A prospective multiple case study of the impact of emerging scientific evidence on established colorectal cancer screening programs: a study protocol
1 Cancer Services & Policy Research Unit, Cancer Care Ontario, Toronto, Ontario, Canada
2 Health Policy Management & Evaluation, University of Toronto, Toronto, Ontario, Canada
3 Pharmacoeconomics Research Unit, Cancer Care Ontario, Toronto, Ontario, Canada
4 Keenan Research Centre, Li Ka Shing Knowledge Institute, St. Michael’s Hospital, Toronto, Ontario, Canada
5 Prevention and Cancer Control, Cancer Care Ontario, Toronto, Ontario, Canada
Implementation Science 2012, 7:51 doi:10.1186/1748-5908-7-51Published: 1 June 2012
Health-policy decision making is a complex and dynamic process, for which strong evidentiary support is required. This includes scientifically produced research, as well as information that relates to the context in which the decision takes place. Unlike scientific evidence, this “contextual evidence” is highly variable and often includes information that is not scientifically produced, drawn from sources such as political judgement, program management experience and knowledge, or public values. As the policy decision-making process is variable and difficult to evaluate, it is often unclear how this heterogeneous evidence is identified and incorporated into “evidence-based policy” decisions. Population-based colorectal cancer screening poses an ideal context in which to examine these issues. In Canada, colorectal cancer screening programs have been established in several provinces over the past five years, based on the fecal occult blood test (FOBT) or the fecal immunochemical test. However, as these programs develop, new scientific evidence for screening continues to emerge. Recently published randomized controlled trials suggest that the use of flexible sigmoidoscopy for population-based screening may pose a greater reduction in mortality than the FOBT. This raises the important question of how policy makers will address this evidence, given that screening programs are being established or are already in place. This study will examine these issues prospectively and will focus on how policy makers monitor emerging scientific evidence and how both scientific and contextual evidence are identified and applied for decisions about health system improvement.

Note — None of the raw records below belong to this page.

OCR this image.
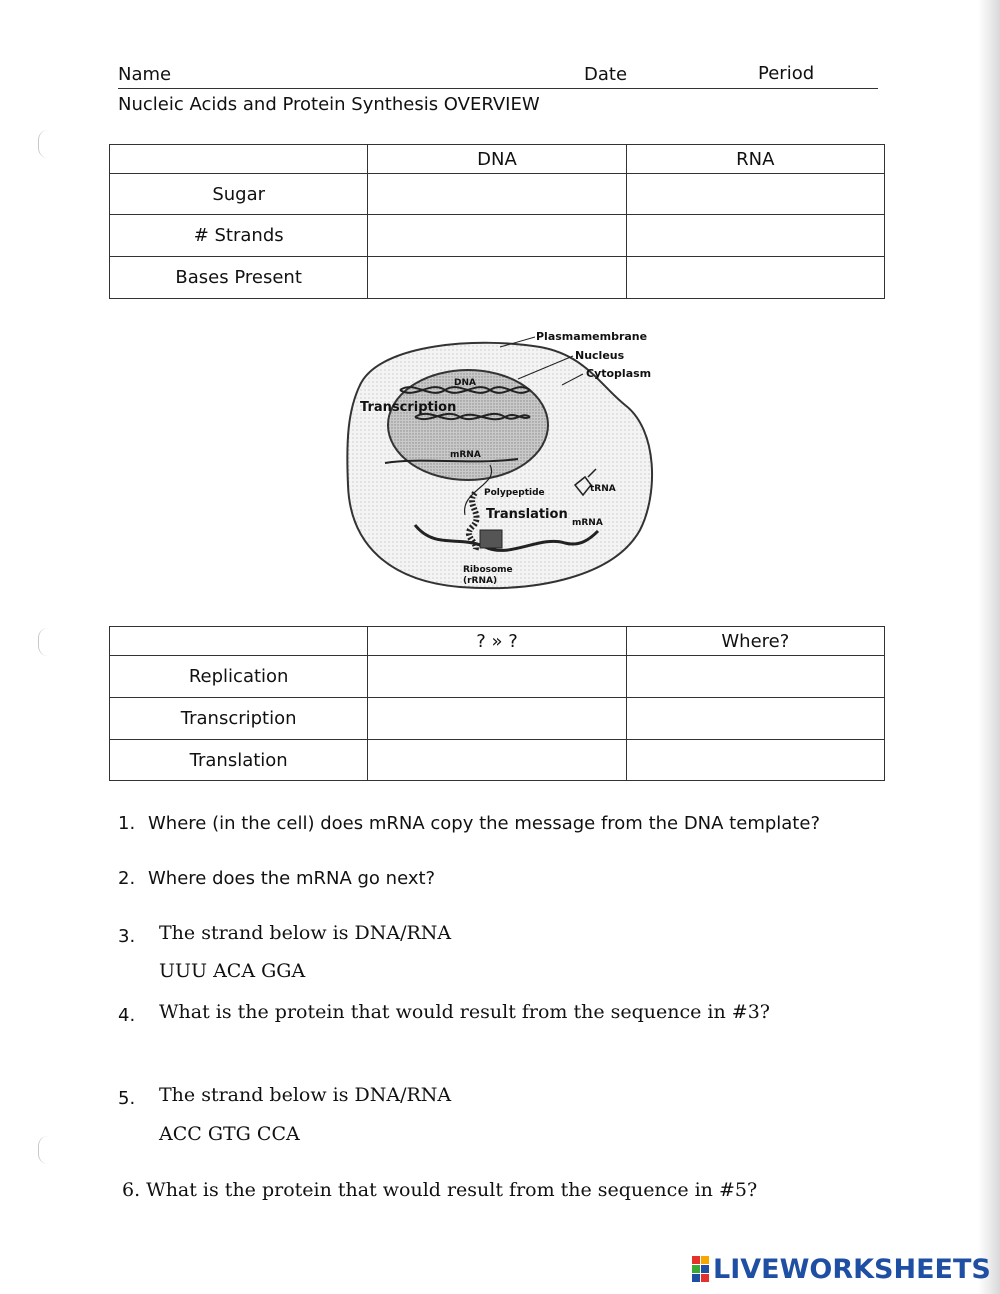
Name	Date	Period
Nucleic Acids and Protein Synthesis OVERVIEW
	DNA	RNA
Sugar		
# Strands		
Bases Present		
Plasmamembrane
Nucleus
Cytoplasm
DNA
Transcription
mRNA
Polypeptide	tRNA
Translation
mRNA
Ribosome
(rRNA)
	? » ?	Where?
Replication		
Transcription		
Translation		
1. Where (in the cell) does mRNA copy the message from the DNA template?
2. Where does the mRNA go next?
3. The strand below is DNA/RNA
UUU ACA GGA
4. What is the protein that would result from the sequence in #3?
5. The strand below is DNA/RNA
ACC GTG CCA
6. What is the protein that would result from the sequence in #5?
LIVEWORKSHEETS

This study will employ a prospective multiple case study design, involving participants from Ontario, Alberta, Manitoba, Nova Scotia, and Quebec. In each province, data will be collected via document analysis and key informant interviews. Documents will include policy briefs, reports, meeting minutes, media releases, and correspondence. Interviews will be conducted in person with senior administrative leaders, government officials, screening experts, and high-level cancer system stakeholders.
The proposed study comprises the third and final phase of an Emerging Team grant to address the challenges of health-policy decision making and colorectal cancer screening decisions in Canada. This study will contribute a unique prospective look at how policy makers address new, emerging scientific evidence in several different policy environments and at different stages of program planning and implementation. Findings will provide important insight into the various approaches that are or should be used to monitor emerging evidence, the relative importance of scientific versus contextual evidence for decision making, and the tools and processes that may be important to support challenging health-policy decisions.